What did he have to tell me that was so serious? Obligingly, I threw this to-die-for chinchilla coat I had on an extended one-year loan from Valentino over my shoulders. Zach sat on the sofa. Once upon a time he would have thought the fur coat was really funny. Tonight he barely looked at me. He was freaking me out.

“Can I watch the DVD with you?” he asked.

God, Zach was confusing. There I was thinking something was wrong and all Zach wanted was to cuddle up and watch TV with me. Casually remembering I didn’t have a DVD player, I said with over 100 percent confidence, “Of course! I got the new Scorsese.”

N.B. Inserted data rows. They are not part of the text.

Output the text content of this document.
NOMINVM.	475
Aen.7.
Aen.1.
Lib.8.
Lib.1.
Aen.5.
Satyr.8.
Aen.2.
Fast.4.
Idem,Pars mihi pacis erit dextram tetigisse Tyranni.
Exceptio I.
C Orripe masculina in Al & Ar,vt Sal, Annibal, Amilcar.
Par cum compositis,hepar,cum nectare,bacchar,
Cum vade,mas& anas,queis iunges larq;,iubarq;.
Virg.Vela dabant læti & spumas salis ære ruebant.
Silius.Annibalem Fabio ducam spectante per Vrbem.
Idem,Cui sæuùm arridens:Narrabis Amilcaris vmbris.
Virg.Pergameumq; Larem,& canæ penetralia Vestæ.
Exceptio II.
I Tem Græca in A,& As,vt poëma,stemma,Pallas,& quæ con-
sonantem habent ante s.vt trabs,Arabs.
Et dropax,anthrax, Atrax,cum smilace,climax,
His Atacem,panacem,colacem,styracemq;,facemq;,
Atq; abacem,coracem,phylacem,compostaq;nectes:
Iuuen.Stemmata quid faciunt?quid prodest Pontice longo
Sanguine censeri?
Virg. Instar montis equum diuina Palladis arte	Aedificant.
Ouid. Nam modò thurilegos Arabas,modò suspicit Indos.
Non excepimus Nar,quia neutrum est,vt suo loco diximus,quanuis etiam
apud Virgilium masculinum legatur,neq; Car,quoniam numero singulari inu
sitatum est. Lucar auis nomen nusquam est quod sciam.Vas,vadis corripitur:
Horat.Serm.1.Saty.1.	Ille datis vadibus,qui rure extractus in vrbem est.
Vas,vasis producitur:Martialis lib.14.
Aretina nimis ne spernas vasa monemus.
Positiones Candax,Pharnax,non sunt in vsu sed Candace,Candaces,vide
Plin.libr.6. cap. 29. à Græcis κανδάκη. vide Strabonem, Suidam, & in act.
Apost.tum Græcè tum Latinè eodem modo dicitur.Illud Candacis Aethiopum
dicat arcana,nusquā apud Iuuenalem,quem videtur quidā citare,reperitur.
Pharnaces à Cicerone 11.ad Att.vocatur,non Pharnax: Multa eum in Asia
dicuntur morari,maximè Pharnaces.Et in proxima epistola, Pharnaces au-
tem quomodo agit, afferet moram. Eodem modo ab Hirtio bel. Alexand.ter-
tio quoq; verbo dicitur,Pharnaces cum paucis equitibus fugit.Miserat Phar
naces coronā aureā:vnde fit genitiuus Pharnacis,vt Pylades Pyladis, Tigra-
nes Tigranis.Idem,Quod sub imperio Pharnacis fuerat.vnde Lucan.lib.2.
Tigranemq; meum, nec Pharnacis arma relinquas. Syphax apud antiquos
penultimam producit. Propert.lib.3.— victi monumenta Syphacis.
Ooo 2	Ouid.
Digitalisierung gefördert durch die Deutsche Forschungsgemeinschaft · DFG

Zach’s face lit up. He adores those vile Scorsese movies. Ultra-casual, I added, “Why don’t I make us a mojito first?”

I was thinking on my toes now. The Scorsese movie was a huge success, so the main thing was to make sure Zach thought I had both the Scorsese and a DVD player without him ever discovering that I owned neither. And that I totally
loathe
Martin Scorsese’s gritty realism.

“I’d prefer just to watch the movie,” said Zach.

“Sure!” I said brightly.

Be Nicole Kidman
, I told myself.
Give Oscar-winning performance of Perfect Cute Girlfriend despite trauma of moment
. I slipped my very high peep-toe Manolos on. I slipped the chinchilla off. Surely Zach wouldn’t still want to watch the DVD when he saw my heels-and-lingerie look from behind? I walked over to the armoire in which I “kept” the DVD machine. Then something beyond lucky happened. I felt Zach’s hand on my back. Finally this lingerie was getting me somewhere. In one flick of his wrist it was history and we were on the sofa. How could I have been so suspicious
about that trip he never took to Philadelphia? I take it all back, I really do, I thought to myself.

Everything was going to be good again after tonight. Zach was super-attentive in all the right places. Please don’t tell anyone this or they will say I got what I deserved because I was being a horrible showoff, but I felt compelled to let Julie know that the romance was going absolutely brilliantly again and that we were whipping up some very serious tiramisu on that sofa. While Zach was investigating my new bikini wax I grabbed my phone and surreptitiously texted the following (Daphne had taught me how to do it while physically constrained) :

everything brilliant zach making tiramisu love moi xxx

I got an immediate reply.

can i borrow rabbit trim prada for frick benefit?

Sometimes Julie makes the worst fashion choices. I knew the Fendi chiffon would be better with her hair but I was worried if I sent another message Zach might notice.

“Honey, let’s go to bed,” I said, taking Zach by the hand. “We can make out all night.”

But a funny look came over his face. He stood up
and started to put his clothes back on. Finally he spoke.

“I’m not marrying you. That’s what I came here to tell you.”

I tried to speak. Nothing came out. Eventually I whispered, “But we just, I mean…you know…”

“So?” he said, looking out the window.

I put my thong and chinchilla back on and sat under the
Drowned Truck
photo I’d hung a few weeks before. What had I done? How did we get from the scented body moisturizer and matching lingerie stage of our love affair to this? What could possibly have happened since I last saw Zach?

“But why?” I whispered.

“We had fun, okay. Let’s just call it quits and move on,” he said, not even looking at me.

“Is there another girl?”

“You’re too selfish for me. You’re not what I want anymore. I need a really independent girl. Someone who doesn’t need constant attention.”